Tuesday, June 19, 2012



Parliamentary funding and petitions

The Herald reports that the Greens are spending $75,000 of their Parliamentary funding on signature gatherers for the referendum against privatisation. Shock! Horror! Rorting the system!

Well, no. As the article points out, it is "within the rules". Of course, so supposedly was Bill English rorting us for his Wellington housing costs, so that's not much of a defence. But what about the merits?
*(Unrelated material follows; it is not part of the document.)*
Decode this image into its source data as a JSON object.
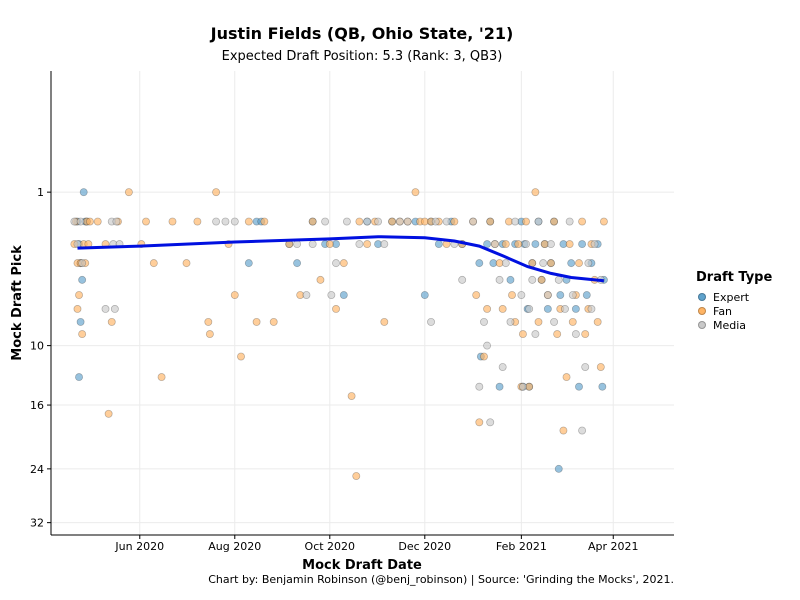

Party support funding is allocated to "fund the leader's office". That's a bit vague, but the Directions by the Speaker of the House of Representatives 2011 [PDF] gives more detail: it is to be used (among other things) to help parties with "discharging their responsibilities as legislators and elected representatives", "developing, researching, critiquing, and communicating policy" (which is really part of the first), and in communicating with constituents both about how to contact your MP and about what those MPs are doing and what their views are on public issues. What this means in practice is that it gets used for press releases, electorate newsletters and "issue advertising". The latter frequently involves a call for democratic engagement and participation, either by contacting a Minister, submitting on legislation, or (and this one is a biggie) signing a petition to Parliament.

Frankly, I don't see any real difference between promoting a CIR petition and a normal one. They're both going to the same place: the House of Representatives. The House differs in its handling of the petitions - those pre-notified under the CIR Act are handled by the Clerk under a statutory process, those which aren't are considered by a select committee - and a CIR is likely more effective than an ordinary petition. But that doesn't seem like much of a difference to hang a funding restriction on. Meanwhile, both petitions are doing exactly the same thing: letting the public have their say.

But I guess, to those objecting, that's the problem, isn't it?